Affaire Mila: “rien ne saurait justifier les menaces de mort à l’égard d’une personne” (UMF)

L’union des mosquées de France (UMF) a réagi jeudi aux menaces de mort contre une lycéenne, qui avait critiqué l’islam dans une vidéo, réaffirmant que “rien ne saurait justifier les menaces de mort à l’égard d’une personne quelque soit la gravité des propos qu’elles aurait tenus.”

Mila “Une lycéenne de l’Isère a dû être temporairement déscolarisée après qu’elle ait fait l’objet de menaces attentatoires à son intégrité physique”, rappelle in communiqué due l’UMF, indiquant que “Tout est parti d’une vidéo fortement relayée sur les réseaux sociaux et dans laquelle l’adolescente tenait des propos virulents et hostiles à l’islam”.

“L’UMF réaffirme que rien ne saurait justifier les menaces de mort à l’égard d’une personne quelque soit la gravité des propos qu’elles aurait tenus”, a souligné le communiqué, signé par son président M. Mohammed Moussaoui.
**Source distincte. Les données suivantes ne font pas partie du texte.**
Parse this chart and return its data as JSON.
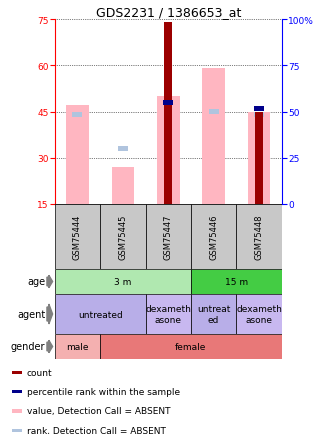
{
  "title": "GDS2231 / 1386653_at",
  "samples": [
    "GSM75444",
    "GSM75445",
    "GSM75447",
    "GSM75446",
    "GSM75448"
  ],
  "left_ylim": [
    15,
    75
  ],
  "left_yticks": [
    15,
    30,
    45,
    60,
    75
  ],
  "right_ylim": [
    0,
    100
  ],
  "right_yticks": [
    0,
    25,
    50,
    75,
    100
  ],
  "right_yticklabels": [
    "0",
    "25",
    "50",
    "75",
    "100%"
  ],
  "bar_data": {
    "count_heights": [
      0,
      0,
      59,
      0,
      30
    ],
    "count_color": "#9b0000",
    "value_tops": [
      47,
      27,
      50,
      59,
      45
    ],
    "value_color": "#ffb6c1",
    "rank_y": [
      44,
      33,
      null,
      45,
      44
    ],
    "rank_color": "#b0c4de",
    "pct_rank_y": [
      null,
      null,
      48,
      null,
      46
    ],
    "pct_rank_color": "#00008b"
  },
  "age_row": {
    "groups": [
      {
        "label": "3 m",
        "cols": [
          0,
          1,
          2
        ],
        "color": "#b0e8b0"
      },
      {
        "label": "15 m",
        "cols": [
          3,
          4
        ],
        "color": "#44cc44"
      }
    ]
  },
  "agent_row": {
    "groups": [
      {
        "label": "untreated",
        "cols": [
          0,
          1
        ],
        "color": "#b8aee8"
      },
      {
        "label": "dexameth\nasone",
        "cols": [
          2
        ],
        "color": "#c8b8f0"
      },
      {
        "label": "untreat\ned",
        "cols": [
          3
        ],
        "color": "#b8aee8"
      },
      {
        "label": "dexameth\nasone",
        "cols": [
          4
        ],
        "color": "#c8b8f0"
      }
    ]
  },
  "gender_row": {
    "groups": [
      {
        "label": "male",
        "cols": [
          0
        ],
        "color": "#f4b0b0"
      },
      {
        "label": "female",
        "cols": [
          1,
          2,
          3,
          4
        ],
        "color": "#e87878"
      }
    ]
  },
  "legend": [
    {
      "color": "#9b0000",
      "label": "count"
    },
    {
      "color": "#00008b",
      "label": "percentile rank within the sample"
    },
    {
      "color": "#ffb6c1",
      "label": "value, Detection Call = ABSENT"
    },
    {
      "color": "#b0c4de",
      "label": "rank, Detection Call = ABSENT"
    }
  ],
  "title_fontsize": 9,
  "tick_fontsize": 6.5,
  "label_fontsize": 6.5,
  "sample_fontsize": 6,
  "row_label_fontsize": 7,
  "legend_fontsize": 6.5,
  "chart_bg": "#ffffff",
  "grid_color": "#000000"
}
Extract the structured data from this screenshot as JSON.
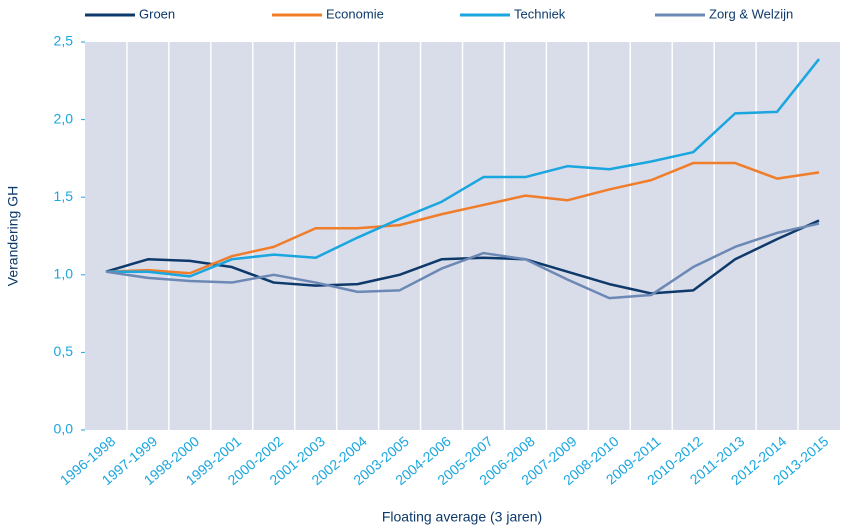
{
  "chart_data": {
    "type": "line",
    "x_label": "Floating average (3 jaren)",
    "y_label": "Verandering GH",
    "categories": [
      "1996-1998",
      "1997-1999",
      "1998-2000",
      "1999-2001",
      "2000-2002",
      "2001-2003",
      "2002-2004",
      "2003-2005",
      "2004-2006",
      "2005-2007",
      "2006-2008",
      "2007-2009",
      "2008-2010",
      "2009-2011",
      "2010-2012",
      "2011-2013",
      "2012-2014",
      "2013-2015"
    ],
    "series": [
      {
        "name": "Groen",
        "color": "#0d3a6b",
        "values": [
          1.02,
          1.1,
          1.09,
          1.05,
          0.95,
          0.93,
          0.94,
          1.0,
          1.1,
          1.11,
          1.1,
          1.02,
          0.94,
          0.88,
          0.9,
          1.1,
          1.23,
          1.35
        ]
      },
      {
        "name": "Economie",
        "color": "#f07d2a",
        "values": [
          1.02,
          1.03,
          1.01,
          1.12,
          1.18,
          1.3,
          1.3,
          1.32,
          1.39,
          1.45,
          1.51,
          1.48,
          1.55,
          1.61,
          1.72,
          1.72,
          1.62,
          1.66
        ]
      },
      {
        "name": "Techniek",
        "color": "#1aa6df",
        "values": [
          1.02,
          1.02,
          0.99,
          1.1,
          1.13,
          1.11,
          1.24,
          1.36,
          1.47,
          1.63,
          1.63,
          1.7,
          1.68,
          1.73,
          1.79,
          2.04,
          2.05,
          2.39
        ]
      },
      {
        "name": "Zorg & Welzijn",
        "color": "#6c88b5",
        "values": [
          1.02,
          0.98,
          0.96,
          0.95,
          1.0,
          0.95,
          0.89,
          0.9,
          1.04,
          1.14,
          1.1,
          0.97,
          0.85,
          0.87,
          1.05,
          1.18,
          1.27,
          1.33
        ]
      }
    ],
    "ylim": [
      0,
      2.5
    ],
    "yticks": [
      {
        "value": 0,
        "label": "0,0"
      },
      {
        "value": 0.5,
        "label": "0,5"
      },
      {
        "value": 1,
        "label": "1,0"
      },
      {
        "value": 1.5,
        "label": "1,5"
      },
      {
        "value": 2,
        "label": "2,0"
      },
      {
        "value": 2.5,
        "label": "2,5"
      }
    ],
    "grid": true,
    "legend": "top"
  }
}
Pour l’UMF, “Si ces propos relèvent de la provocation à la haine, c’est à la justice que revient la prérogative de leur qualification et les mesures qui s’imposent dans dans cette affaire”.

Ouverture d’enquêtes

La justice française a annoncé ce jeudi l’ouverture de deux enquêtes. “La propagation virale sur les réseaux sociaux d’un vidéo postée par une jeune fille mineure, exprimant dans le fil d’une discussion personnelle des propos virulents et hostiles à la religion musulmane, a suscité une multiplication de réactions prenant la forme de menaces de mort et de crimes”, a écrit le procureur de la République de Vienne, dans le centre-est de la France.

Postée le week-end dernier sur Instagram, la vidéo dans laquelle l’adolescente dit notamment “l’islam c’est de merde” a entraîné un flot de réactions. Sur les réseaux sociaux, deux camps s’affrontent. Ceux qui soutiennent la jeune femme, soutenant que le blasphème n’était pas illégal en France, avec le hashtag de soutien #JeSuisMila, et ceux qui condamnent les propos de la jeune femme à travers le hashtag contraire : #JeNeSuisPasMila.

Des personnalités politiques, comme Marine Le Pen et Nicolas Dupont-Aignan, ont apporté leur soutien à la jeune femme. ,

Parallèlement, le parquet a confié aux gendarmes “deux enquêtes distinctes“.

L’une, ouverte pour provocation à la haine raciale, a pour but “de vérifier si les propos tenus sur la vidéo diffusée” par la jeune fille sont de nature à être poursuivis ou s’ils “s’inscrivent dans la liberté d’expression reconnue à chacun”.

L’autre, qui concerne les menaces de mort et le harcèlement de la lycéenne, vise à retrouver et poursuivre leurs auteurs anonymes sur les réseaux sociaux.

La religion musulmane est devenue un sujet de crispation . L’Exécutif français doit annoncer prochainement des mesures pour l’organisation de l’islam et mène une réflexion sur la place de l’islam en France.